NEW ORLEANS — The sound of the New Orleans Jazz and Heritage Festival is a syncopated beat: rooted in Africa, mingled with elements from Europe and the Americas, transmitted through generations, played by hand and determined to get people dancing. The beat doesn’t have to sell a song; it’s a joy in itself. It’s proudly old-fashioned, celebrating its own history. Yet it lives in the immediate present, the moment when music generates motion.
Jazz Fest, as everyone calls it, is as stubbornly exceptional and as proudly nostalgic as the city it reflects. First presented in 1970, the New Orleans Jazz and Heritage Festival became one template for the modern pop festival, like Coachella or Bonnaroo, with music on multiple stages, assorted nonmusic exhibitions, and food and crafts vendors geared to the crowd.
But where other major festivals tend to be brief invasions of their locales, Jazz Fest is an institution, inseparable from the city where it also sponsors free events through the year and supports the only-in-New-Orleans public radio station WWOZ. And where other major festivals have current pop hitmakers as their big draws, along with an undercard of new acts striving to reach the main stage in a year or two, Jazz Fest prizes the regional over the national, putting just a few big names in headlining spots.
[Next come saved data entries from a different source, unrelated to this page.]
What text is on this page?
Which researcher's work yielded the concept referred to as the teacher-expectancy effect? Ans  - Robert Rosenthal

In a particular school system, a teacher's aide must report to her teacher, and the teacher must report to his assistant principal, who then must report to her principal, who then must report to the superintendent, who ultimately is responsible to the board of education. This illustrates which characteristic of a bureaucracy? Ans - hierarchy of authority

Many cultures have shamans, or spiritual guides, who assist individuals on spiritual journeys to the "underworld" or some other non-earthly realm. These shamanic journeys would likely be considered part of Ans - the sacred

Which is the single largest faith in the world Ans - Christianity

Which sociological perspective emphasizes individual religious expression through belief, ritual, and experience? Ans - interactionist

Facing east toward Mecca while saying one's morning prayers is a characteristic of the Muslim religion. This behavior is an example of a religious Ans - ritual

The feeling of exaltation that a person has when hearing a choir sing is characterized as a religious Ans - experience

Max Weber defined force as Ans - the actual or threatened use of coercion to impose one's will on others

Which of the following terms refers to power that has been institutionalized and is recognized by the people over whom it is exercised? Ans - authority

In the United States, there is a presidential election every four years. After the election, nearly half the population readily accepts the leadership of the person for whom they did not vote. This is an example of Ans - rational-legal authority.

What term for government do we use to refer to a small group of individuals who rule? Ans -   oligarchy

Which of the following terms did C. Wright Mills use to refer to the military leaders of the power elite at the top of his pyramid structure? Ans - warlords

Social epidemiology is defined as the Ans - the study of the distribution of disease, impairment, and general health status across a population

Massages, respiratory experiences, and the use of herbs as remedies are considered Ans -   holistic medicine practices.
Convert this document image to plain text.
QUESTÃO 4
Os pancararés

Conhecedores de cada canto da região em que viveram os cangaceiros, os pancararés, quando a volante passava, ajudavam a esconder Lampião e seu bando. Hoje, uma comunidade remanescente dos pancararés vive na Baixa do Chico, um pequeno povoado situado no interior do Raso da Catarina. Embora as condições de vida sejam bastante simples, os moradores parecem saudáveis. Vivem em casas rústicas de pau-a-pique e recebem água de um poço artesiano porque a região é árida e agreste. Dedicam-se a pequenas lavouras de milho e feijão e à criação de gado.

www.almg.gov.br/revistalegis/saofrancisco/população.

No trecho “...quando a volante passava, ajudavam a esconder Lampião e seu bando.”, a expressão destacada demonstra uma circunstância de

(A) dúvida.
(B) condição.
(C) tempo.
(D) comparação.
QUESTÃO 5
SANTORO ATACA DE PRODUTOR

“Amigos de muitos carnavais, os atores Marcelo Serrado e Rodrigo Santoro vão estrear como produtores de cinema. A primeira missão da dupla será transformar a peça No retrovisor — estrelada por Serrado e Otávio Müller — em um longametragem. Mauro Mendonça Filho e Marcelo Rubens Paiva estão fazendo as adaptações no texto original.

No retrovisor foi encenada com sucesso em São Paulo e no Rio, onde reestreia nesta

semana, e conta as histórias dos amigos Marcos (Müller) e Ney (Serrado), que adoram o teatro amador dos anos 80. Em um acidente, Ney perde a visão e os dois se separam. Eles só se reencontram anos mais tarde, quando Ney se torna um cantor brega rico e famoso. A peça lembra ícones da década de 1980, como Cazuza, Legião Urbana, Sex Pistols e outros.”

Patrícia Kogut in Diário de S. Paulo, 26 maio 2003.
Its first weekend this year, which started last Friday, included Lorde, Usher with the Roots, Tom Petty and the Heartbreakers, Elle King, the Trey Anastasio Band, Alabama Shakes and Maroon 5. Its second half, starting on Thursday, has scheduled Stevie Wonder, Dave Matthews, Snoop Dogg and Wilco. Nearly everything else — except, this year, for a contingent of superb bands from Cuba — stays local and familiar, as untrendy as a festival can be. (The festival ends of Sunday.) Onstage during the festival, I saw more sousaphones than laptops.
The visiting pop headliners attract hometown residents and a youth contingent. Out-of-towners — many grizzled and wearing Hawaiian-style souvenir shirts from previous Jazz Fests — return for an annual immersion in Louisiana lore. That means brass bands and Mardi Gras Indians, who perform on stages and — simulating the city’s continuing street traditions — in miniparades through the fairgrounds where the festival is held. It also means blues, zydeco from bayou country and a Jazz Fest touchstone, the gospel tent, where singers, preachers and choirs of everyday worshipers belt out praises and gratitude.
Jazz Fest’s New Orleans aesthetic is defined not by the big pop chorus but by live, danceable grooves. New Orleans audiences appreciate instrumental music; Jazz Fest has long been hospitable to jam bands and, this year, to bands like Tom Petty and the Heartbreakers, whose live sets move toward improvisation. The “heritage” in the festival’s name also looms large. Jazz Fest glorifies genre as much as individual musicianship; New Orleans is full of performers who proudly steep themselves in vintage styles and a shared repertoire, handed down from parent to child and embraced by musicians who move into the city.
New Orleans honors its ancestors, keeping old songs current and paying tribute in ways that go deeper than borrowing surefire hits, although this year’s Jazz Fest had its share of crowd-pleasing Prince covers. Inevitably, over 48 years Jazz Fest has faced generational change and loss; this year’s lineup included sets devoted to definitive New Orleans figures like the traditional jazz clarinetist Pete Fountain and the songwriter Allen Toussaint.
Visiting musicians often adapt to Jazz Fest, not the other way around. Nas, the New York rapper, played with the Soul Rebels, a New Orleans brass band, reminding listeners that “these are my roots, too.”
More subtly, the festival leads listeners to hear musical kinships — particularly, this year, from a Cuban contingent that included Gente de Zona, a reggaetón group that has won a Latin Grammy, and the Septeto Nacional de Ignacio Piñeiro, founded in 1927, playing vintage-style Cuban son. There are longstanding ties between the music of New Orleans and of the Caribbean, particularly Cuba; what Jelly Roll Morton called the “Spanish tinge” was actually the Afro-Cuban rhythms that made their way into New Orleans Mardi Gras music, jazz and R&B.